No pain. The world is a wonderful whisper for those who can listen, if necessary in silence.

20090113

stai Stella stai


Stella - di Sylvie Verheyde 2008


Giudizio sintetico: si può vedere


Siamo a Parigi nel 1977. Stella ha 11 anni e i suoi genitori sono due giovani proprietari di un bar in un quartiere operaio, passano tutto il tempo lì dentro e anche per Stella è così, al di fuori della scuola. La scuola, appunto. I genitori, non si sa come, sono riusciti ad iscrivere Stella ad un istituto prestigioso in un arrondissement centrale. Stella, dopo le difficoltà iniziali, soprattutto nel relazionarsi con gli altri, visto le estrazioni decisamente differenti, capisce che è una grande opportunità da non sprecare, e insieme all'amicizia di Gladys, sua compagna di classe, ebrea argentina con genitori intellettuali, capirà che la vita le offre orizzonti molto più ampi di quelli definiti dalle pareti del bar.


Sylvie Verheyde ha fatto per lo più film per la tv, e alla luce di questa cosa in effetti, si coglie un qualcosa di televisivo nel film, ma sono solo sensazioni positive: dimostrazione che la tv all'estero è spesso migliore della nostra in Italia.

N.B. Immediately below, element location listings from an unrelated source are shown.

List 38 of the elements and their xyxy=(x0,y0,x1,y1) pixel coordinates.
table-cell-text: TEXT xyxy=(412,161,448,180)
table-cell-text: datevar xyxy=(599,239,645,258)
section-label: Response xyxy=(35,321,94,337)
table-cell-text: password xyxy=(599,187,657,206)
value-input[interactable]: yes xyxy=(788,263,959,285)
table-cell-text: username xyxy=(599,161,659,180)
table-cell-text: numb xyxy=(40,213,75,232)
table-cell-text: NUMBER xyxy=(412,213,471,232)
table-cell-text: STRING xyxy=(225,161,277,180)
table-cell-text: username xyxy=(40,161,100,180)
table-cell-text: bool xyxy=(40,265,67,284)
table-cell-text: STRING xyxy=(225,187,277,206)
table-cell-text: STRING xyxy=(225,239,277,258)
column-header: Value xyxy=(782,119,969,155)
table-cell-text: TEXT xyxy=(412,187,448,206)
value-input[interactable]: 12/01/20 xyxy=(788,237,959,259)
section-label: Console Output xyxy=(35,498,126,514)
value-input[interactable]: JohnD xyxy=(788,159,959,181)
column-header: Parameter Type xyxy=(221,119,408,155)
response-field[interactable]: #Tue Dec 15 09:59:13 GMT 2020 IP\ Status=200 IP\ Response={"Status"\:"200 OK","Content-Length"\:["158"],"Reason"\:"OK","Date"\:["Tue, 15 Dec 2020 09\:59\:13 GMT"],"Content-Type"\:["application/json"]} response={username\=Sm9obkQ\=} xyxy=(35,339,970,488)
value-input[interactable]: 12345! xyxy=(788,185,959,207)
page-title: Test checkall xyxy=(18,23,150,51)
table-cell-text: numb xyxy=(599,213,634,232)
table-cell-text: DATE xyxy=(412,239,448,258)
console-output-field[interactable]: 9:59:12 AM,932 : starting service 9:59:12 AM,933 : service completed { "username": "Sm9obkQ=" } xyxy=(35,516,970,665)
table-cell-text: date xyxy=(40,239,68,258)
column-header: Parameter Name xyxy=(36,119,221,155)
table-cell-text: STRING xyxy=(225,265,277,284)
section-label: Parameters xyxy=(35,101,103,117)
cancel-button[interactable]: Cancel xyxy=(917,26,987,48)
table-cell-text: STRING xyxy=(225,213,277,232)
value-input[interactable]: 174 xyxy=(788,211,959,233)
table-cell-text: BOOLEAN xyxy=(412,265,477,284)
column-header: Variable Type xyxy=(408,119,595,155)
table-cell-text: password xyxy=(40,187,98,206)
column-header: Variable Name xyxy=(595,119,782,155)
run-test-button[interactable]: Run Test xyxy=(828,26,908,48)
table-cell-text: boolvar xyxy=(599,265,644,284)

Detto questo, Stella è un film interessante, onesto, ben fatto, ben recitato e ben diretto. La scrittura viene un po' da sé, essendo la trama esile, seppur "di formazione", ma anche questo ci piace. Tutto quello che accade attorno a Stella (a parte la presa di coscienza della possibilità che le offre quella scuola, a livello di "riscatto sociale", nocciolo della storia) non è funzionale, ma descrittivo in modo brutale ma anche poetico. E' la definizione di un mondo, di uno status, al quale Stella capisce di potersi sottrarre con l'istruzione e la cultura, non dimenticando le sue radici. Gli anni '70 sono descritti con leggerezza, attraverso i vestiti, la musica e le sigarette selvagge, la promiscuità sessuale (la famiglia di Stella) da una parte, l'apertura mentale dall'altra (la famiglia di Gladys); non, quindi, in maniera esauriente, ma del resto il film non è politico, ma "sociale", se vogliamo, e sceglie una via non esageratamente cerebrale, bensì semplice, forse meno impegnata, ma piuttosto delicata e perfino toccante.

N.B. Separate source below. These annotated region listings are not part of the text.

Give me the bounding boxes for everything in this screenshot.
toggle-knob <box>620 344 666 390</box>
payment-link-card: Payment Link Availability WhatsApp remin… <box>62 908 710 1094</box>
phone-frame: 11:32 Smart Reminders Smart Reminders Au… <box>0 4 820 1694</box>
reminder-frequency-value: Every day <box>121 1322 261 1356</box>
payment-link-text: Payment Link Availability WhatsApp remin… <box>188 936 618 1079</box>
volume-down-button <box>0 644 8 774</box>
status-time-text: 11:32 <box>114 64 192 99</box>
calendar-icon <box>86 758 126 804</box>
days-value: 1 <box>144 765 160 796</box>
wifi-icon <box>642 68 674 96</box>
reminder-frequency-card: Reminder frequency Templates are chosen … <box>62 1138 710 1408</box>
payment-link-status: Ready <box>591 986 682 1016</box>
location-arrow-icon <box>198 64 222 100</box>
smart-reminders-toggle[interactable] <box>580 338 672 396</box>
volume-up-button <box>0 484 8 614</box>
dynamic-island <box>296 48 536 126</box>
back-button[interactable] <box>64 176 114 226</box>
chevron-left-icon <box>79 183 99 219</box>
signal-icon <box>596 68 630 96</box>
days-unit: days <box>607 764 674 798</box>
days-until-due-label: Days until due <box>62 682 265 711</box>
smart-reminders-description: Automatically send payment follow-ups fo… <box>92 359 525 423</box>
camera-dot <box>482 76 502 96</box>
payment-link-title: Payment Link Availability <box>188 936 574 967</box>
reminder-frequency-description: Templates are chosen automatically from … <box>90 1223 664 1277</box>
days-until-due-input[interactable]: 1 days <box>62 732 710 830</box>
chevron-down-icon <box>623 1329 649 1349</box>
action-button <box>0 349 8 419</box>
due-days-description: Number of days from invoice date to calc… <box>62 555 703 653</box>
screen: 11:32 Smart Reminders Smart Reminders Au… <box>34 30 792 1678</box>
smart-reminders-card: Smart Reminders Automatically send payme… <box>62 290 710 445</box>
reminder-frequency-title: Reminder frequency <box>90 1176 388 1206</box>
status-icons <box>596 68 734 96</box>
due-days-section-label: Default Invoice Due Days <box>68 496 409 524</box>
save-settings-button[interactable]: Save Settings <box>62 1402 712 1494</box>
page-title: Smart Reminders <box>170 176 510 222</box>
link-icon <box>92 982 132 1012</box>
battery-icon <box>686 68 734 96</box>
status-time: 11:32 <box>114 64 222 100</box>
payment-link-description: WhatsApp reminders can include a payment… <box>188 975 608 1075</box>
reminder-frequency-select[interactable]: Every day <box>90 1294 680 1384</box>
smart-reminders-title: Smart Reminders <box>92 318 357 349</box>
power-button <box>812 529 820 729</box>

La scelta dell'uso intenso della voce fuori campo di Stella è rischioso, come sempre, ma paga, alla fine, essendo il personaggio della bambina abbastanza schivo, per cui conoscere il suo pensiero diventa necessario.

Volutamente kitsch, raggiunge probabilmente il massimo nella scena alla quale fa da sottofondo (anzi, da protagonista) Ti amo di Umberto Tozzi (sembra quasi una citazione de Il tempo delle mele). Cast buono, tutti piuttosto naturali; nota di merito, purtroppo postuma, a Guillaume Depardieu, nei panni di Alain, un bulletto di quartiere sempre stropicciato, l'unico adulto che riesce ad entrare in sintonia con Stella, figura struggente soprattutto se vista attraverso la lente della realtà (e della fine che ha fatto veramente). Eccellente la prova della protagonista, debuttante, Léora Barbara, da sola vale il prezzo del biglietto.